Edición Febrero 2010 Chile

EDITORIAL

48,3%

La historia política contemporánea no conoce un caso similar al chileno, en donde una mandataria  – principal activista de campaña y detentando el 82% de las simpatías populares – haya conducido a su candidato a la derrota, empujándolo hacia posiciones radicalizadas de añeja izquierda. Posturas que Frei Ruiz Tagle nunca sintió como propias.

Esto lleva a colegir que dicho 82% de Bachelet, era de simpatía, de popularidad como una figura mediática famosa, pero nunca de adhesión. Y que el hastío y hasta indignación de los chilenos con las frecuentes rapiñas y abusos del oficialismo, tenían inexorablemente que terminar.

Poruñazos que ahora el coro oficialista relativiza hablando de que ellos sólo asaltaron “la caja chica” (Tesis de The Clinic). Como si los miles de millones despilfarrados (EFE, Transantiago, MOP, etc.) fueran bicocas.

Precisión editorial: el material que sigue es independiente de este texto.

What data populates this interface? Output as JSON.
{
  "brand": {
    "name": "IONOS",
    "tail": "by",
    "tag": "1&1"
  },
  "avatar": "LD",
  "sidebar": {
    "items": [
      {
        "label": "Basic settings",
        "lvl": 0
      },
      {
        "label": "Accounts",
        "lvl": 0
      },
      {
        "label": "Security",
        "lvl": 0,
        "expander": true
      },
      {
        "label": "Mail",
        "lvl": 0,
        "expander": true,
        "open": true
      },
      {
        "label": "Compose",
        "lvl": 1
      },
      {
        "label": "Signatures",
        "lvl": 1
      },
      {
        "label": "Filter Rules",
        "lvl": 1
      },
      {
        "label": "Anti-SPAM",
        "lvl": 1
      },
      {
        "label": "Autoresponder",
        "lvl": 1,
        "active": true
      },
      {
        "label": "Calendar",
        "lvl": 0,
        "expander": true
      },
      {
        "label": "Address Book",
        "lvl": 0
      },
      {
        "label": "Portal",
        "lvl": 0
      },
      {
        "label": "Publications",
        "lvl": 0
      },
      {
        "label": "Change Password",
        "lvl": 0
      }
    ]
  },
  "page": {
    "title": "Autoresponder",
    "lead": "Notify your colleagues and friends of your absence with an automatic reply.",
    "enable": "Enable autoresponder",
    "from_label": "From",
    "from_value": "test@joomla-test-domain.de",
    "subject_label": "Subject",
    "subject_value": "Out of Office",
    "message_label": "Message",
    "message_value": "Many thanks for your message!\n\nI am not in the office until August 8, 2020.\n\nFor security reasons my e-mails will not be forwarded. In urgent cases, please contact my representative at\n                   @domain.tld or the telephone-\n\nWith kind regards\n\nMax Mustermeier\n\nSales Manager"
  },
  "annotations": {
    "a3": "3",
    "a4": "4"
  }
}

Entonces, el 48,3% de Frei Ruiz Tagle al que algunos analistas del concertacionismo marchito le dan el carácter de epopeya, debe analizarse racionalmente a la luz de los datos duros que el mismo contiene.

Sebastián Piñera obtuvo medio millón de votos más que en la primera vuelta, no obstante que el total de votantes disminuyó en 34.161 electores respecto a diciembre 2009. (Todos los irresponsables que se fueron de vacaciones). Eduardo Frei agregó 1,3 millones a sus resultados de diciembre (2.043.514), pero perdió por 222.742 preferencias.

Los votos nulos y blancos bajaron a 242 mil, contra 284.369 en la primera vuelta, pero la abstención aumentó de 11% a 12%, es decir, 965 mil inscritos no fueron a votar. En definitiva, Piñera le ganó a Frei por 3,23 % (51,61 versus 48,38).

Dicha cifra, inferior al 48,7% con que Lavín fue derrotado por Lagos en enero del 2000, fue lograda sacando todo el raspado de la olla.

Apelando a toda la intervención electoral posible.

Cuando decimos a toda, es literalmente toda, como lo pudo padecer y repudiar una mayoría ciudadana.

Ubicando a una Jefa del Estado como principal promotora de campaña y abandonando su rol de Presidenta de la República, de todos los chilenos.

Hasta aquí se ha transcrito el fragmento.